FLORHAM PARK, N.J. -- Two years ago, it was the dysfunctional locker room. A year ago, it was the three-quarterback circus. When it comes to December, the New York Jets always seem to be in the middle of something messy and losing games.
They finished the last two seasons on three-game losing streaks. When that was mentioned Monday to coach Rex Ryan, who has three games remaining in his fifth season, his face lost color. He looked like he had been informed of an IRS audit.
"Oh, gosh," he said.
It's hard to imagine Ryan surviving another three-game losing streak, but the good news (for him) is that the Jets are in a better place, mentally, than last year and the year before.
Right now, there are no headline-making distractions swirling around the team. Yes, trouble is always lurking -- the quarterback situation could explode again with a couple of interceptions by Geno Smith -- but the Jets have been quieter than in past years under Ryan.
The circus is gone, replaced by a library. Now let's see if these studious, hard-working players, as Ryan describes them, can go out and finish the season on an upswing.
"I hope that doesn't happen again, my gosh," said Ryan, alluding to his past closing problems. "I'm confident it won't, but you have to focus on this particular moment and go from there. But, man, we've got to fix that one."
Maybe the Jets (6-7) experienced their late-season woes a little earlier than usual, as they just snapped a three-game skid by beating the Oakland Raiders. Hanukkah came early, so why not the Jets' losing streak?
Tackle Austin Howard, one of the most perceptive players in the locker room, said the recent slump served as a wake-up call, reminding players of what it takes to be successful late in the season. He offered a candid assessment of what wasn't happening.
"We learned from the past few games the impact of a lack of preparedness," he said. "We didn't prepare well for the previous games like we did this past week.
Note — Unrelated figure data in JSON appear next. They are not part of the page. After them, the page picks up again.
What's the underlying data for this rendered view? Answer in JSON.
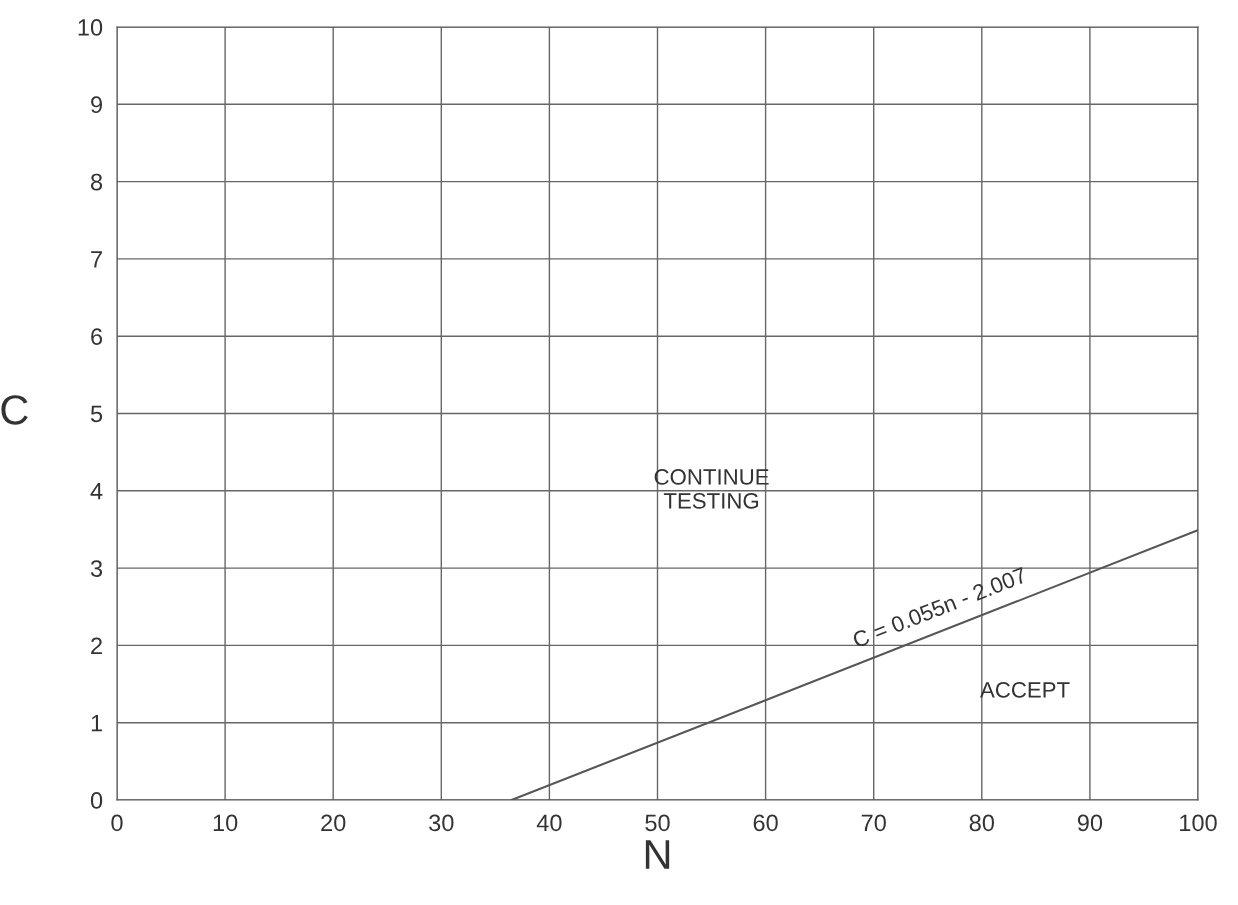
{
  "chart_data": {
    "type": "line",
    "xlabel": "N",
    "ylabel": "C",
    "series": [
      {
        "name": "C = 0.055n - 2.007",
        "color": "#555555",
        "x": [
          36.5,
          100
        ],
        "values": [
          0,
          3.49
        ]
      }
    ],
    "annotations": [
      "CONTINUE\nTESTING",
      "ACCEPT"
    ],
    "xlim": [
      0,
      100
    ],
    "ylim": [
      0,
      10
    ],
    "xticks": [
      0,
      10,
      20,
      30,
      40,
      50,
      60,
      70,
      80,
      90,
      100
    ],
    "yticks": [
      0,
      1,
      2,
      3,
      4,
      5,
      6,
      7,
      8,
      9,
      10
    ],
    "grid": true,
    "marker": "none",
    "line_style": "solid"
  }
}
Now we have that feeling of how it feels to prepare well and we’re going to carry that through."
It might be too late, as the Jets' playoff hopes are slim. If Howard's observation is accurate, it begs the question: What took so long to find that mindset? They needed it coming out of the bye week, at 5-4, when the season still contained so much promise.
"I believe we let our frustrations get the best of us," Howard said. "Obviously, we were upset we lost games we shouldn't have. The tension of feeling the season slip away got the better of us."
They played three lousy games in a row, becoming the team we thought they were at the start of the season. The playoffs probably are out of reach. In fact, if they lose to the Carolina Panthers and the Baltimore Ravens beat the Detroit Lions, the Jets are eliminated.
Ryan can survive elimination; what could doom him is a repeat of the past two years.
In the season-ending losing streaks, the Jets were outscored, 162-86; finished minus-11 in turnover margin; never scored more than 19 points; bickered with each other (Santonio Holmes versus Wayne Hunter) and became a laughingstock by mismanaging the Mark Sanchez-Tim Tebow-Greg McElroy quarterback soap opera.
It was bad football by a dysfunctional team.
They've cleaned up their image, behaving like grownups. As for the football, well, the Jets aren't collapse-proof. They still have two games on the road, Smith is capable of reverting to Bad Geno at any moment and the defense, which carried them to their first five wins, appears to be wearing down.
Ryan, who believes he learned a thing or two from the mistakes of his previous stretch runs, said he's planning to cut back on practice reps to keep the team fresh.
They know what not to do. Now all they have to do is make nice, be respectable and avoid the dreaded December choke.